Texans for a Conservative Budget (TCB), a coalition that includes the Texas Public Policy Foundation, yesterday laid out a roadmap for righting the state’s fiscal ship in 2013 and beyond. Most of our recommendations consisted of pretty straightforward ideas, like cutting out waste, fraud, and abuse in state agencies; making the budget easier for taxpayers and lawmakers to read; and beginning to find savings now. But one recommendation – public pension reform – seems to need some elaboration.

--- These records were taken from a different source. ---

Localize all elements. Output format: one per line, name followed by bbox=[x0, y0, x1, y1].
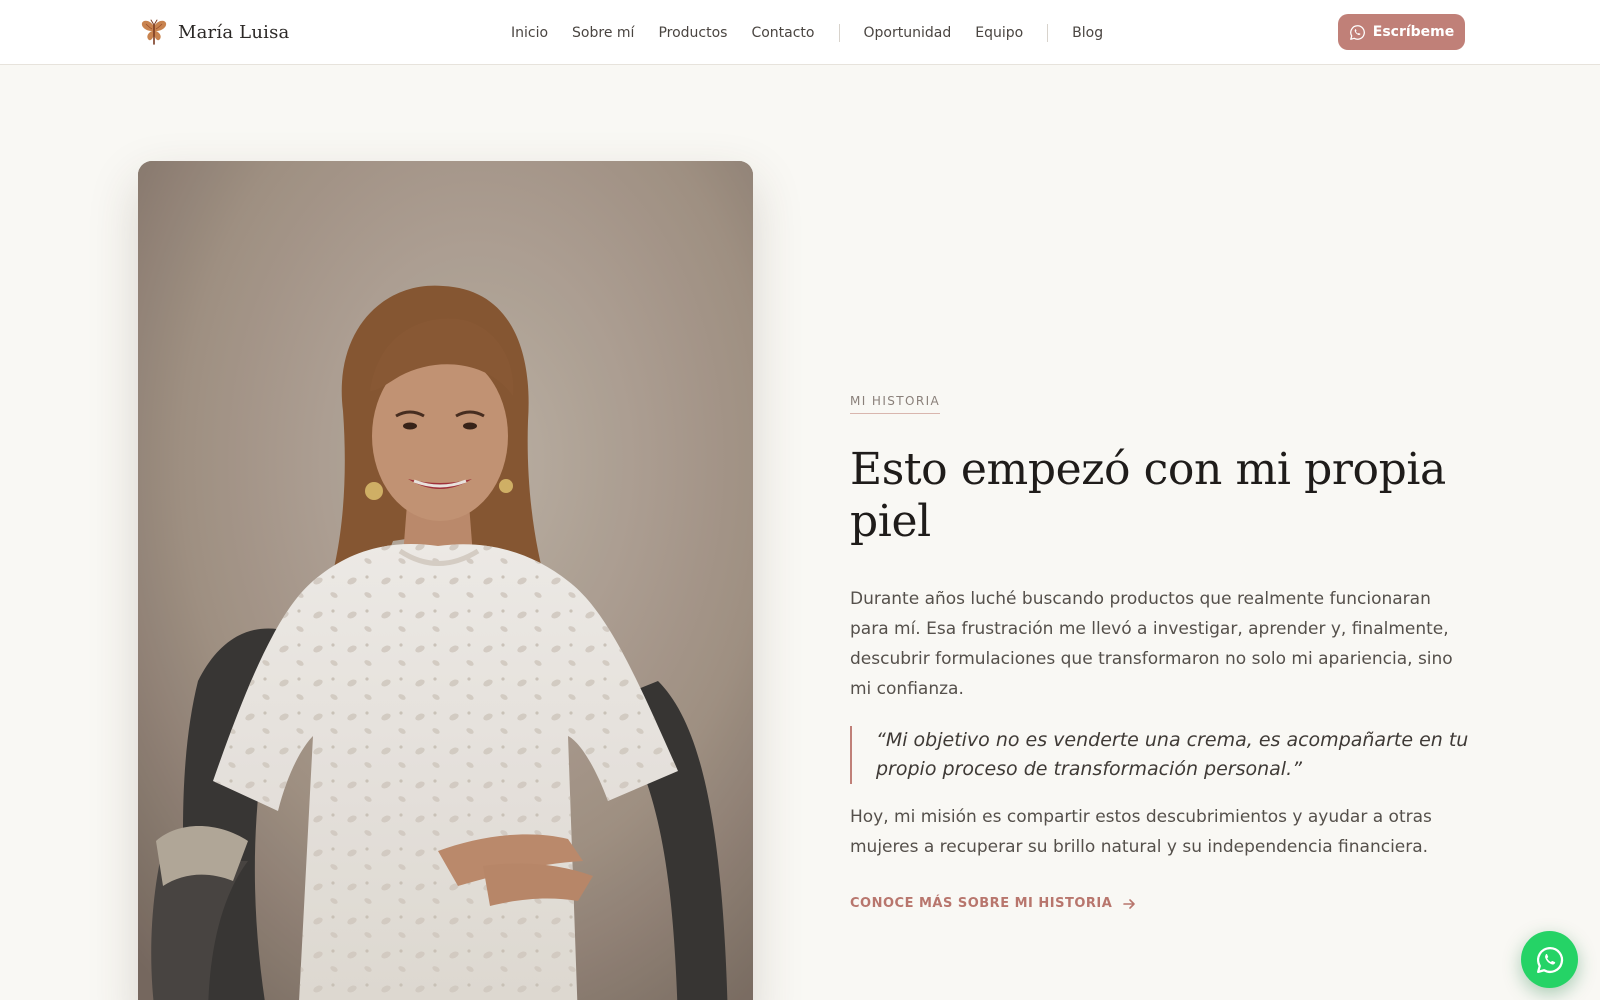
escribeme-label: Escríbeme bbox=[1372, 24, 1455, 40]
escribeme-button[interactable]: Escríbeme bbox=[1338, 14, 1465, 50]
story-section: MI HISTORIA Esto empezó con mi propia pi… bbox=[850, 390, 1470, 911]
site-header: María Luisa Inicio Sobre mí Productos Co… bbox=[0, 0, 1600, 65]
nav-sobre-mi[interactable]: Sobre mí bbox=[572, 25, 634, 41]
whatsapp-float-button[interactable] bbox=[1521, 931, 1578, 988]
arrow-right-icon bbox=[1123, 898, 1136, 909]
nav-oportunidad[interactable]: Oportunidad bbox=[864, 25, 952, 41]
nav-productos[interactable]: Productos bbox=[658, 25, 727, 41]
whatsapp-icon bbox=[1536, 946, 1563, 973]
main-nav: Inicio Sobre mí Productos Contacto Oport… bbox=[511, 20, 1103, 46]
conoce-mas-label: CONOCE MÁS SOBRE MI HISTORIA bbox=[850, 896, 1113, 911]
nav-divider bbox=[1047, 24, 1049, 42]
conoce-mas-link[interactable]: CONOCE MÁS SOBRE MI HISTORIA bbox=[850, 896, 1136, 911]
story-quote: “Mi objetivo no es venderte una crema, e… bbox=[850, 726, 1470, 784]
nav-inicio[interactable]: Inicio bbox=[511, 25, 548, 41]
butterfly-logo-icon bbox=[141, 19, 167, 45]
whatsapp-icon bbox=[1349, 24, 1365, 40]
story-headline: Esto empezó con mi propia piel bbox=[850, 444, 1446, 547]
story-paragraph-1: Durante años luché buscando productos qu… bbox=[850, 589, 1453, 699]
portrait-photo bbox=[138, 161, 753, 1000]
nav-contacto[interactable]: Contacto bbox=[751, 25, 814, 41]
brand-name: María Luisa bbox=[178, 21, 290, 43]
brand-home-link[interactable]: María Luisa bbox=[140, 16, 289, 48]
nav-divider bbox=[838, 24, 840, 42]
nav-blog[interactable]: Blog bbox=[1072, 25, 1103, 41]
nav-equipo[interactable]: Equipo bbox=[975, 25, 1023, 41]
portrait-illustration bbox=[138, 161, 753, 1000]
story-paragraph-2: Hoy, mi misión es compartir estos descub… bbox=[850, 807, 1432, 857]
section-eyebrow: MI HISTORIA bbox=[850, 394, 941, 414]
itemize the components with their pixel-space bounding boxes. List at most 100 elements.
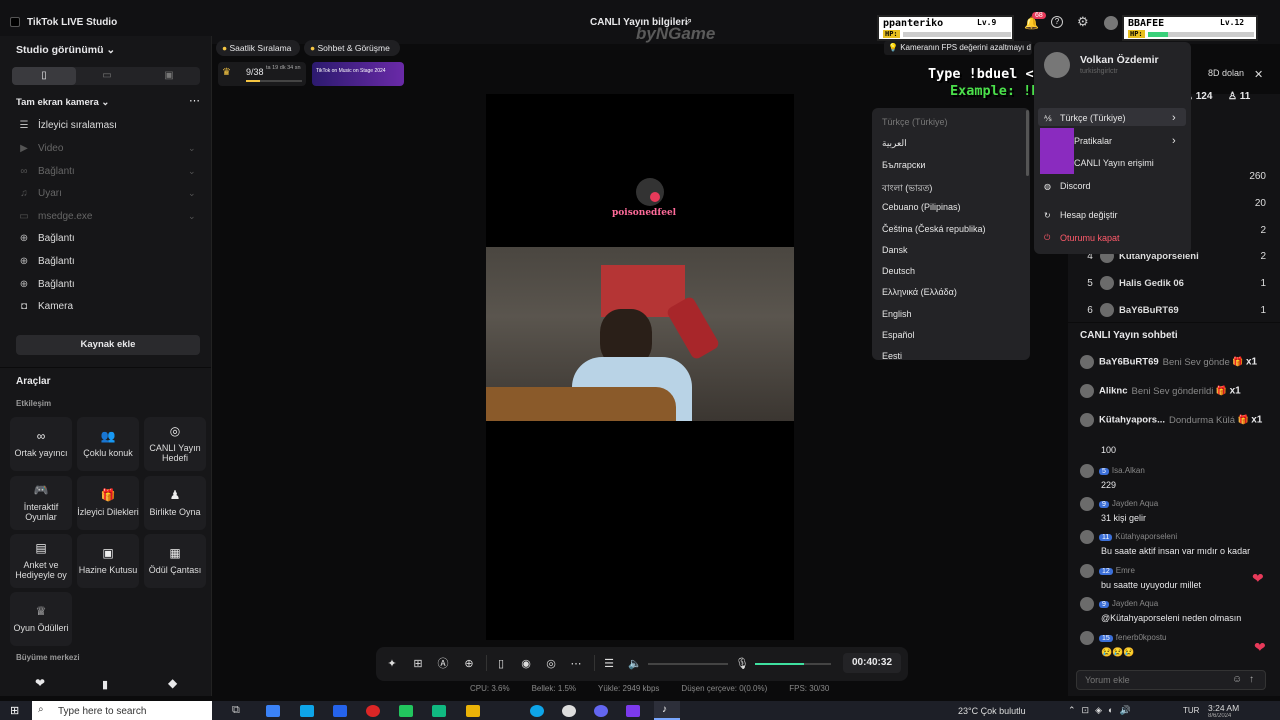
language-option[interactable]: العربية [882,138,907,149]
account-menu-item[interactable]: ⅍ Türkçe (Türkiye) › [1044,112,1184,124]
task-view-icon[interactable]: ⧉ [232,704,240,717]
app-icon[interactable] [366,705,380,717]
hourly-ranking-chip[interactable]: ● Saatlik Sıralama [216,40,300,56]
language-option[interactable]: Español [882,330,915,340]
account-menu-item[interactable]: ⏻ Oturumu kapat [1044,233,1184,243]
comment-input[interactable]: Yorum ekle ☺ ↑ [1076,670,1266,690]
edge-icon[interactable] [333,705,347,717]
source-item[interactable]: ⊕ Bağlantı [18,252,198,270]
weather[interactable]: 23°C Çok bulutlu [958,706,1026,716]
account-menu-item[interactable]: ↻ Hesap değiştir [1044,210,1184,220]
chat-user[interactable]: fenerb0kpostu [1116,633,1167,642]
gift-user[interactable]: Kütahyapors... [1099,415,1165,426]
ai-icon[interactable]: Ⓐ [436,656,450,670]
emoji-icon[interactable]: ☺ [1232,674,1242,685]
language-option[interactable]: Türkçe (Türkiye) [882,117,948,127]
chevron-down-icon[interactable]: ⌄ [188,143,196,154]
goal-progress-card[interactable]: ♛ 9/38 ta 19 dk 34 sn [218,62,306,86]
chat-user[interactable]: Jayden Aqua [1112,599,1158,608]
tiktok-taskbar-icon[interactable]: ♪ [654,701,680,720]
app-icon[interactable] [266,705,280,717]
event-banner[interactable]: TikTok on Music on Stage 2024 [312,62,404,86]
tool-button[interactable]: ▣ Hazine Kutusu [77,534,139,588]
multi-layout-icon[interactable]: ▣ [138,67,200,85]
phone-icon[interactable]: ▯ [494,656,508,670]
tool-button[interactable]: 🎮 İnteraktif Oyunlar [10,476,72,530]
record-icon[interactable]: ◉ [519,656,533,670]
clock-time[interactable]: 3:24 AM [1208,703,1239,713]
chevron-down-icon[interactable]: ⌄ [188,211,196,222]
growth-icon-2[interactable]: ▮ [102,678,108,691]
capture-icon[interactable]: ⊞ [411,656,425,670]
discord-icon[interactable] [594,705,608,717]
app-icon[interactable] [432,705,446,717]
source-item[interactable]: ▶ Video ⌄ [18,139,198,157]
gift-user[interactable]: Aliknc [1099,386,1128,397]
tool-button[interactable]: ♟ Birlikte Oyna [144,476,206,530]
live-icon[interactable]: ◎ [544,656,558,670]
growth-icon-3[interactable]: ◆ [168,676,177,690]
language-option[interactable]: Български [882,160,925,170]
chat-user[interactable]: Emre [1116,566,1135,575]
language-option[interactable]: Cebuano (Pilipinas) [882,202,961,212]
chevron-down-icon[interactable]: ⌄ [188,166,196,177]
language-option[interactable]: বাংলা (ভারত) [882,181,932,196]
add-scene-icon[interactable]: ⊕ [462,656,476,670]
landscape-layout-icon[interactable]: ▭ [76,67,138,85]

In an article from yesterday’s coverage, the Dallas Morning News had this to say about our public pension reform proposal: “Leaders could achieve at least $9 billion in savings through 2015 by revamping teachers’ and state workers’ pensions and again making significant reductions in per-student spending in public schools, higher education and social programs…” [emphasis mine] Later on in the same article, the proposal is given a little more airing with the note that we believe that “…Texas needs to move public-sector workers away from traditional, defined-benefit plans and into 401(k)-style retirement savings plans.”
Though what was reported is technically true, there may be an implication that the Foundation and its allies want to restructure Texas’ public pension system in such a way that current state employees and teachers will be left out in the cold by a transition away from defined benefit plans. That’s simply not the case.
Verbatim from our research report:
-Move future state employees into defined-contribution retirement plans. To protect taxpayers and state employees, future state employees should be incentivized to move into a defined-contribution 401(k) plan, the same plan the vast majority of non-government workers use.
The truth of the matter is that we do want to see the state’s public pension systems revamped, but not in a way that breaks the state’s promise to current state workers, teachers, or retirees. That’s why we’ve limited the scope of our proposal to future public sector employees.